Afterward, we didn’t have many other stops on our list. We wandered out to the sea, which has a train track running alongside it with a moderately faster-paced train. Here we enjoyed the sunset, breaking the heat of seaside city.
This is our last day of Sri Lanka, with a flight at 1:30 am heading out of Asia. I’m happy to be in Asia, but I will be happy to be back in Europe. I feel as though I need to remove myself momentarily from this land of exotic beauty and flavors so that I can enjoy them again anew. I take too much of Asia for granted at this point, and I need to remove myself so I can miss it and want to come back. Likewise, I miss being in Europe for the convenience, comfort, and cold. And, I wish to drink clean tap water again.
Sri Lanka is an amazing country, one deserving much more than the measly week we spent here. Mainly because travel takes so long. At least 2.5 of our 8 days were spent on a train or bus, even though the distances were so close. Along with that, this tiny island is packed full of wonderful colors and sights to see. The people are wonderfully polite and welcoming, and the food is nourishing and delicious. Sri Lanka feels like a perfect introduction to South Asian culture as a whole, and now I feel confident that a longer trip through India or Nepal would be easier with this experience under my belt. We stop in another shady bar for some beers with locals, grab our last heaping plate of rice and daal, and head to the airport for our red-eye to Dubai.
For no explainable reason, I have found Dubai a very interesting city. I think it’s because of the architecture, as I can remember looking at pictures of the Burj Khalifa as a teenager thinking, “Holy shit I need to see this.” With a five hour layover in Dubai, this was finally my chance. We hurriedly get our passports stamped, get in an argument with a taxi driver who frustratedly drops us off at the metro for way too much money, and sit on the metro on the way to the Burj Khalifa metro stop. As the sun rises, we exit the metro and come upon a scene straight out of Star Wars to see the majestically slender building light up under the soft glow of desert light.

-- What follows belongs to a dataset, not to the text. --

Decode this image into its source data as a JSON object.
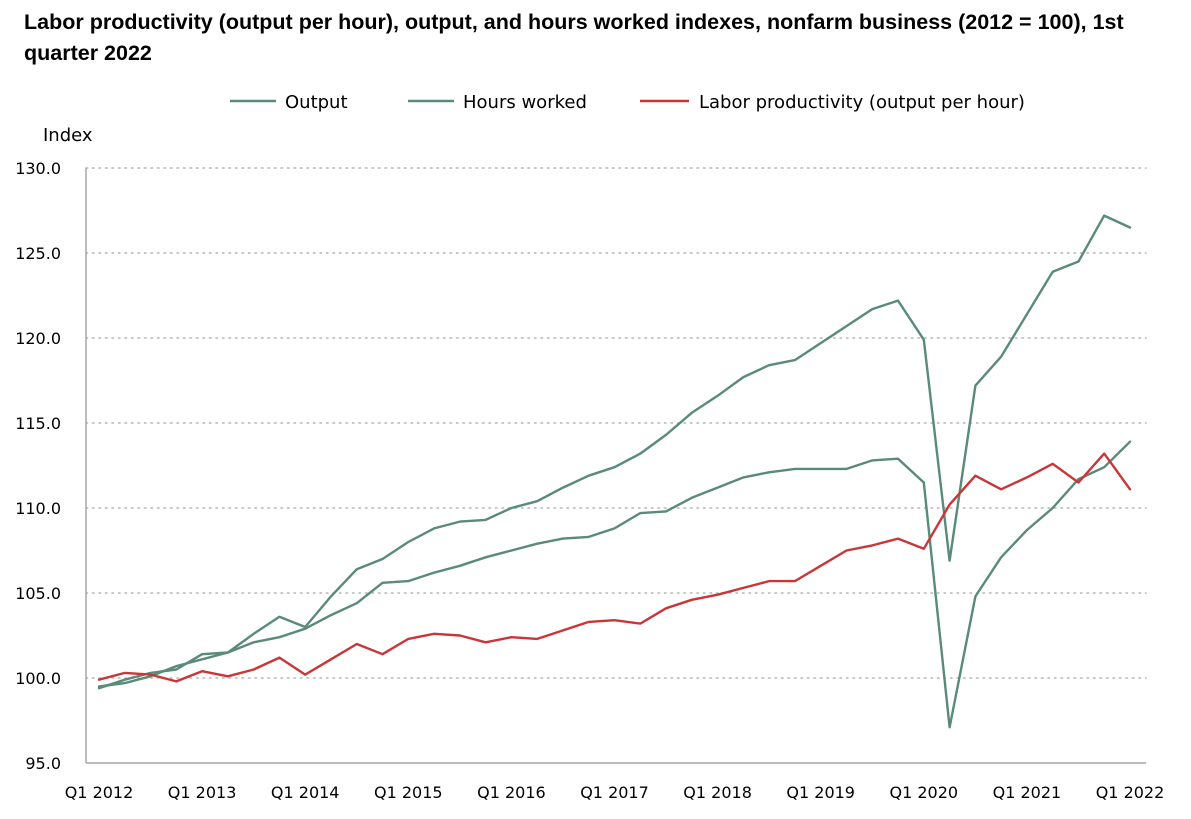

Teenage Carter is a very happy little guy. Never have I seen a building so jaw-dropping. We grab a croissant and some juice at a convenience store and stand momentarily with our eyes wide and our mouths open in awe. This entire city is ridiculous in its magnitude, but beautiful in its sheer defiance towards the laws of gravity. Good job Dubai, for breaking through the sky.
And then we were off again, back to get our passports stamped and to sit on another plane. 8 hours later we were in Oslo, then Copenhagen, then by 2:30 am we were asleep in bed at home. It feels as though I have never left, even though I’ve been living out of the same backpack since the end of June when we first hitchhiked around Northern Poland and got lost in the Georgian mountains. I have seen such sights that I can not properly find words to describe, experienced kindness from strangers that I can never properly thank, and seen the world in a way that has only stoked the fire for an addiction to travel that I have been feeding continuously for the past five years. Now that I am back in Europe, my rambles shall continue in countries more familiar yet equally exotic, and ones were I shall continue to explore the limits of myself and the small, majestic world we call home.
Thank you for reading and for joining me through these amazing travels around Asia. While my chapter in that continent has momentarily come to a close, there are many more rambles to come. I hope that you will join me for the next one!